Selon BFM Business, les indemnités en cas de licenciement abusif au Royaume-Uni ne seront plus plafonnées à 120 000 livres sterling à partir du 1er janvier 2027. Cette réforme fait partie d'un projet de loi visant à renforcer la protection des droits des salariés. Actuellement, le plafond est fixé au montant le plus faible entre le salaire annuel du salarié et 123 543 livres sterling. Cependant, à partir de janvier 2027, il n'y aura plus de maximum, et les salariés pourront être éligibles aux indemnités à partir de 6 mois d'ancienneté en cas de licenciement abusif, contre deux ans actuellement.

Ce changement législatif prévu incite les entreprises à anticiper et à se séparer le plus vite possible de leurs cadres les moins performants, selon plusieurs avocats interrogés par le Financial Times. « Ils essaient d’éliminer les éléments improductifs au sein des équipes dirigeantes avant que cela ne coûte plus cher », a déclaré Alex Mizzi, directeur juridique de l’équipe droit du travail chez Howard Kennedy.

Ce qu'il faut retenir

  • Les indemnités de licenciement abusif au Royaume-Uni seront déplafonnées à partir du 1er janvier 2027.
  • Les salariés pourront être éligibles aux indemnités à partir de 6 mois d'ancienneté.
  • Les entreprises britanniques préfèrent licencier leurs employés sous-performants avant la date limite pour éviter les indemnités élevées.

Contexte et implications

La réforme vise à améliorer la protection des droits des salariés, mais elle pourrait également avoir des implications significatives pour les entreprises, notamment en termes de coûts. Selon Michael Burd, associé consultant chez Lewis Silkin, le cabinet reçoit « un grand nombre de demandes » de la part d'employeurs des secteurs des services financiers et technologiques sur la manière de se préparer aux changements, notamment en cherchant à accélérer les licenciements des employés sous-performants qui auront l'ancienneté requise avant la fin de l'année.

La logique est la suivante : selon les avocats, auparavant, les employés qui avaient les plus gros salaires n'allaient pas au tribunal car ils savaient que les indemnités étaient plafonnées. Ils privilégiaient d'autres actions juridiques où le plafond ne s'applique pas. Mais tout pourrait désormais changer.

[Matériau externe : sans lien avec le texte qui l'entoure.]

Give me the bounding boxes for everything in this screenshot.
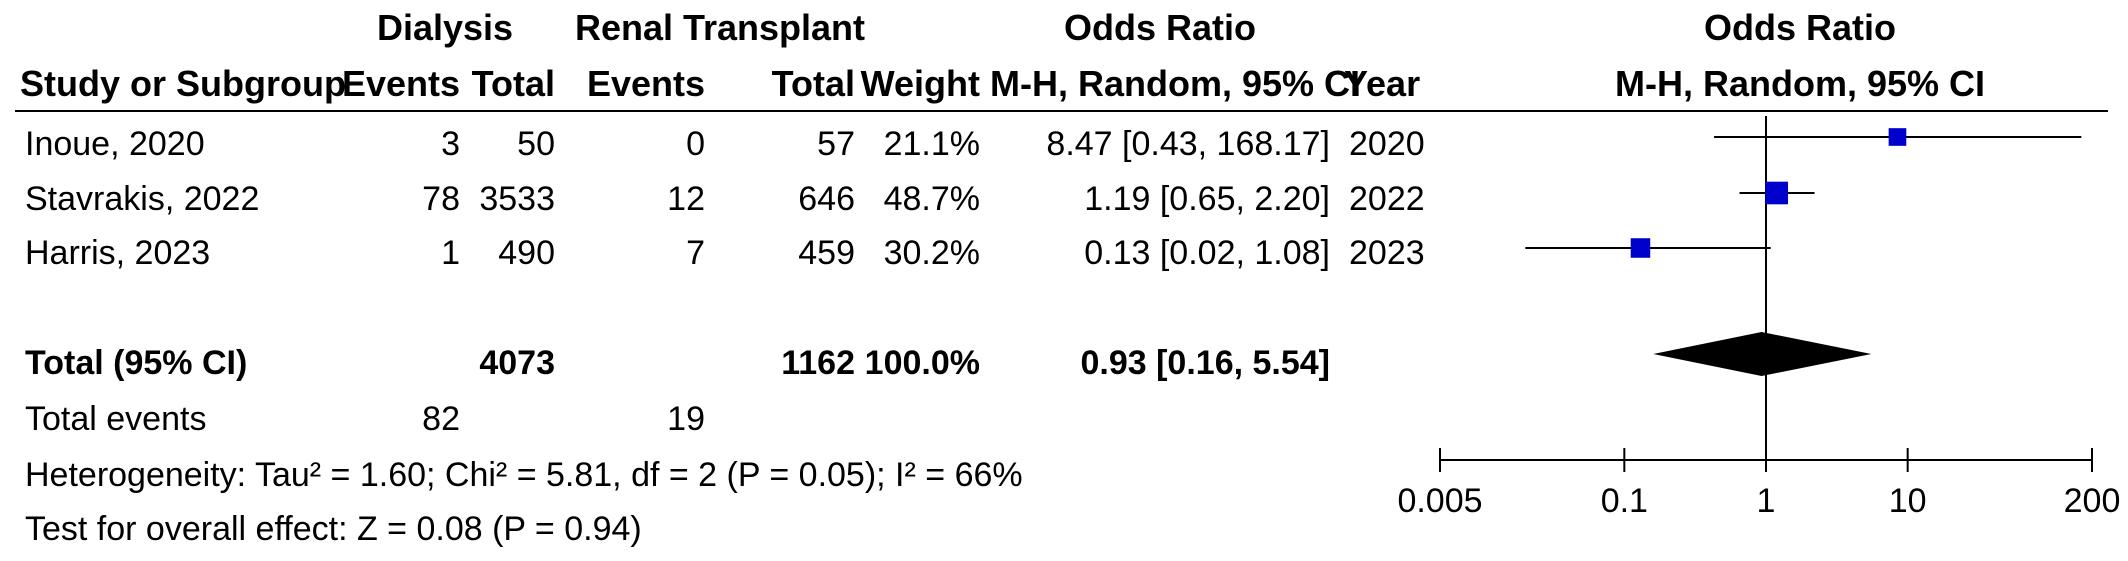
col-total2-header: Total	[771, 63, 855, 104]
total2-cell: 459	[798, 234, 855, 272]
weight-cell: 48.7%	[883, 180, 980, 218]
col-year-header: Year	[1344, 63, 1421, 104]
header-rule	[15, 110, 2108, 112]
study-marker	[1630, 238, 1651, 258]
events2-cell: 19	[667, 400, 705, 438]
total1-cell: 3533	[479, 180, 555, 218]
weight-cell: 100.0%	[864, 344, 980, 382]
x-tick-label: 200	[2064, 482, 2121, 520]
weight-cell: 21.1%	[883, 125, 980, 163]
plot-method-header: M-H, Random, 95% CI	[1614, 63, 1986, 104]
total1-cell: 4073	[479, 344, 555, 382]
events2-cell: 0	[686, 125, 705, 163]
or-ci-cell: 0.93 [0.16, 5.54]	[1080, 344, 1330, 382]
total2-cell: 646	[798, 180, 855, 218]
events1-cell: 1	[441, 234, 460, 272]
x-tick-label: 0.1	[1601, 482, 1648, 520]
x-tick-label: 0.005	[1397, 482, 1482, 520]
events1-cell: 78	[422, 180, 460, 218]
col-events1-header: Events	[341, 63, 460, 104]
total-label: Total (95% CI)	[25, 344, 248, 382]
total1-cell: 490	[498, 234, 555, 272]
effect-table-header: Odds Ratio	[1063, 7, 1256, 48]
heterogeneity-text: Heterogeneity: Tau² = 1.60; Chi² = 5.81,…	[25, 456, 1023, 494]
group2-header: Renal Transplant	[574, 7, 866, 48]
col-method-header: M-H, Random, 95% CI	[990, 63, 1361, 104]
study-name: Harris, 2023	[25, 234, 211, 272]
x-tick-label: 1	[1757, 482, 1776, 520]
study-name: Inoue, 2020	[25, 125, 205, 163]
total2-cell: 57	[817, 125, 855, 163]
weight-cell: 30.2%	[883, 234, 980, 272]
or-ci-cell: 1.19 [0.65, 2.20]	[1084, 180, 1330, 218]
events1-cell: 82	[422, 400, 460, 438]
pooled-diamond	[1653, 332, 1872, 376]
col-weight-header: Weight	[860, 63, 980, 104]
col-study-header: Study or Subgroup	[20, 63, 346, 104]
total1-cell: 50	[517, 125, 555, 163]
or-ci-cell: 0.13 [0.02, 1.08]	[1084, 234, 1330, 272]
study-name: Stavrakis, 2022	[25, 180, 260, 218]
study-marker	[1765, 181, 1789, 205]
or-ci-cell: 8.47 [0.43, 168.17]	[1046, 125, 1330, 163]
events2-cell: 12	[667, 180, 705, 218]
col-events2-header: Events	[586, 63, 705, 104]
study-marker	[1888, 128, 1907, 146]
x-tick-label: 10	[1889, 482, 1927, 520]
total2-cell: 1162	[781, 344, 855, 382]
year-cell: 2020	[1349, 125, 1425, 163]
effect-plot-header: Odds Ratio	[1703, 7, 1896, 48]
col-total1-header: Total	[471, 63, 555, 104]
year-cell: 2023	[1349, 234, 1425, 272]
events1-cell: 3	[441, 125, 460, 163]
overall-effect-text: Test for overall effect: Z = 0.08 (P = 0…	[25, 510, 642, 548]
group1-header: Dialysis	[376, 7, 514, 48]
year-cell: 2022	[1349, 180, 1425, 218]
total-events-label: Total events	[25, 400, 207, 438]
events2-cell: 7	[686, 234, 705, 272]
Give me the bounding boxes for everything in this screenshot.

Conséquences pour les entreprises et les salariés

Néanmoins, pour les plus hauts salaires, les départs continuent de se faire généralement à l'amiable, estime Sinead Casey, responsable du recrutement au Royaume-Uni chez Linklaters. Mais ces changements soulèvent désormais la question de ce que devrait être une indemnité de départ raisonnable, a-t-elle ajouté.

Et maintenant ?

Les entreprises britanniques devront s'adapter à cette nouvelle réglementation et trouver des stratégies pour gérer les coûts potentiels liés aux indemnités de licenciement. Il est probable que les entreprises prennent des mesures pour minimiser les risques et les coûts associés aux licenciements, notamment en améliorant leurs processus de gestion des performances et de planification de la relève.

Pour les salariés, cette réforme pourrait offrir une protection accrue en cas de licenciement abusif, mais il est essentiel de rester informé sur les droits et les procédures pour faire valoir ces droits.

En conclusion, la réforme des indemnités de licenciement abusif au Royaume-Uni va avoir des implications significatives pour les entreprises et les salariés. Il est crucial de suivre les développements de cette réforme et de comprendre comment elle affectera les relations de travail et les stratégies d'entreprise.